HOMILÍA PARA EL 12 DE MAYO

IV DOMINGO DE PASCUA

¿Preocupados?

 

Quizá no nos demos cuenta, pero la religión católica es la religión de la Esperanza: ya no pasaremos hambre ni sed, no nos hará daño el sol ni el bochorno. Y Dios enjugará las lágrimas de nuestros ojos. Ni hambre o sed de libertad, de alegría, de paz. Nada nos hará daño. Felices, contemplaremos al Amor mismo, al Bien mismo, a la misma Bondad, cara a cara, todo junto.

Una felicidad que llena pero en la que, a la vez, se desea más.

El Dios que es todopoderoso, que es el dueño de la vida y de todo cuanto existe, no permitirá más sufrimientos, penas o dolores. Él supera a todos, y nadie podrá arrebatarnos de sus manos amorosas… ¡para siempre!

¿No es verdad que esto se nos olvida? ¿No es verdad que, muchas veces, nuestra vida pasa sin el color de la Esperanza? ¿No es verdad que hay algo que no nos deja vivir felices aquí abajo? Sabemos que necesitamos algo que no encontramos en la tierra…

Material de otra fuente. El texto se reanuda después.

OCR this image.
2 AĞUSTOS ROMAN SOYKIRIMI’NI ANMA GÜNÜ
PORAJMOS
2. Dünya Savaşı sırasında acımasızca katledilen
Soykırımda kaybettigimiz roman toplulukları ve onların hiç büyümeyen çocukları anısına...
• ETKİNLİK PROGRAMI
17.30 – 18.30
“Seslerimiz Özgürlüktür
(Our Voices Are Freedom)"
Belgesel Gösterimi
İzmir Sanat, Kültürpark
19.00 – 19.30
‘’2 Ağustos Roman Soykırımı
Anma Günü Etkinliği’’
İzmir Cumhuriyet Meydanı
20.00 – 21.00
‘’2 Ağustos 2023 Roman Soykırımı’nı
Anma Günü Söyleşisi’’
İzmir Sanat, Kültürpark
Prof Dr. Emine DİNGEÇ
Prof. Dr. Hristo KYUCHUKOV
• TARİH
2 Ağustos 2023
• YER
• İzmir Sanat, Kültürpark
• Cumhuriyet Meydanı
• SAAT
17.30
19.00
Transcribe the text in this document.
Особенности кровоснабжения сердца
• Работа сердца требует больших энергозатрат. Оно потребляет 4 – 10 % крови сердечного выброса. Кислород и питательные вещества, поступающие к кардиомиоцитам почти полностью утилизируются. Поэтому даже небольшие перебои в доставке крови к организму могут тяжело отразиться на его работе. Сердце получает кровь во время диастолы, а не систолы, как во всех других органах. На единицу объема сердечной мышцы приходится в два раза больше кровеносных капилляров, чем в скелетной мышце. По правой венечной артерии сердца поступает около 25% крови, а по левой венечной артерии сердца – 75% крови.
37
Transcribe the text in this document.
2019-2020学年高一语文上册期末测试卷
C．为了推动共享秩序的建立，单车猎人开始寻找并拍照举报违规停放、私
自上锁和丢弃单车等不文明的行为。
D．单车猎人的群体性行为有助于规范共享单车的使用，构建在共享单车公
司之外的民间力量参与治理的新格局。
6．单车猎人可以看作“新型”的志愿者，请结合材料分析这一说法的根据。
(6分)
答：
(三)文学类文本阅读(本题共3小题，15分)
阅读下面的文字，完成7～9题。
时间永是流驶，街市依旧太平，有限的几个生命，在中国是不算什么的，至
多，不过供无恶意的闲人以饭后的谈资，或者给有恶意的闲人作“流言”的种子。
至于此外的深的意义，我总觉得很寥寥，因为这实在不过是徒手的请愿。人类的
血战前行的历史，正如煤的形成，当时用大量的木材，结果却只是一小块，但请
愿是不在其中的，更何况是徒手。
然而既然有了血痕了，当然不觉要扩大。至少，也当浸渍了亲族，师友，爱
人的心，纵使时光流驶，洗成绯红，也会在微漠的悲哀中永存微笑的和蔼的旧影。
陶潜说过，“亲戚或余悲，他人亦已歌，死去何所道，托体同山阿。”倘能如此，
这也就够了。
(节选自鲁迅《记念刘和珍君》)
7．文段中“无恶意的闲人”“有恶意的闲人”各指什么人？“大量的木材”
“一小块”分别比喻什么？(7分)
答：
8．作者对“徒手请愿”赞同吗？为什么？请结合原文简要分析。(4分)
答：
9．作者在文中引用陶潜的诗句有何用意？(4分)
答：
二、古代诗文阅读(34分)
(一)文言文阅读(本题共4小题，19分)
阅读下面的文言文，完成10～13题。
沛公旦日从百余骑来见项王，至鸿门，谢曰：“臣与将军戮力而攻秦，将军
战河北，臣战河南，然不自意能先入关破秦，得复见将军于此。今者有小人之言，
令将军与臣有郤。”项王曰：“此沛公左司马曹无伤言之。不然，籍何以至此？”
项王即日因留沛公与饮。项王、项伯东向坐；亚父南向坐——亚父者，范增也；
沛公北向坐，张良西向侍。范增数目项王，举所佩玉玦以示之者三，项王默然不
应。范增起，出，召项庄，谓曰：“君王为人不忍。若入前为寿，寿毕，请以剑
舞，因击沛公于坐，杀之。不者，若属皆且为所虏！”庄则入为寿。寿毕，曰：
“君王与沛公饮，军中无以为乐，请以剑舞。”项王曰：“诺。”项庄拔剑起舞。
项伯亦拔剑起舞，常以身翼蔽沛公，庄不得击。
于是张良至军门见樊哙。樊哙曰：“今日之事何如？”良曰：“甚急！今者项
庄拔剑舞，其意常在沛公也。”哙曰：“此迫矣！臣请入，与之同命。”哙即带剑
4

¿Y si viviéramos con esa ilusión? Imaginemos una vida como debe ser la del cristiano —el bautismo nos dio una vida nueva— llena de esperanza en la Resurrección: ningún trabajo será duro, ningún esfuerzo será suficiente para luchar por la Vida que no tiene fin, por la paz y la alegría perennes…

Es más: sin esto, todo es nada: nada vale la pena si no triunfamos en la competencia por la otra vida, si no alcanzamos la inmortalidad, si no hacemos de nuestra muerte el día al nacimiento verdadero. Así es el catolicismo: hasta de lo más negativo para los hombres —la muerte— nace lo más positivo: la Vida eterna, donde habrá fuentes de aguas vivas, como lo dice la Liturgia.

Entre otras, esta es la misión del sacerdote: enseñar el sentido de nuestra existencia, el que aprendió del Buen Pastor: que lo que necesitamos para ser felices no lo encontraremos acá.

Y por eso el laico debe orar, ofrecer sacrificios y apoyar mucho a los sacerdotes, para que sean buenos pastores.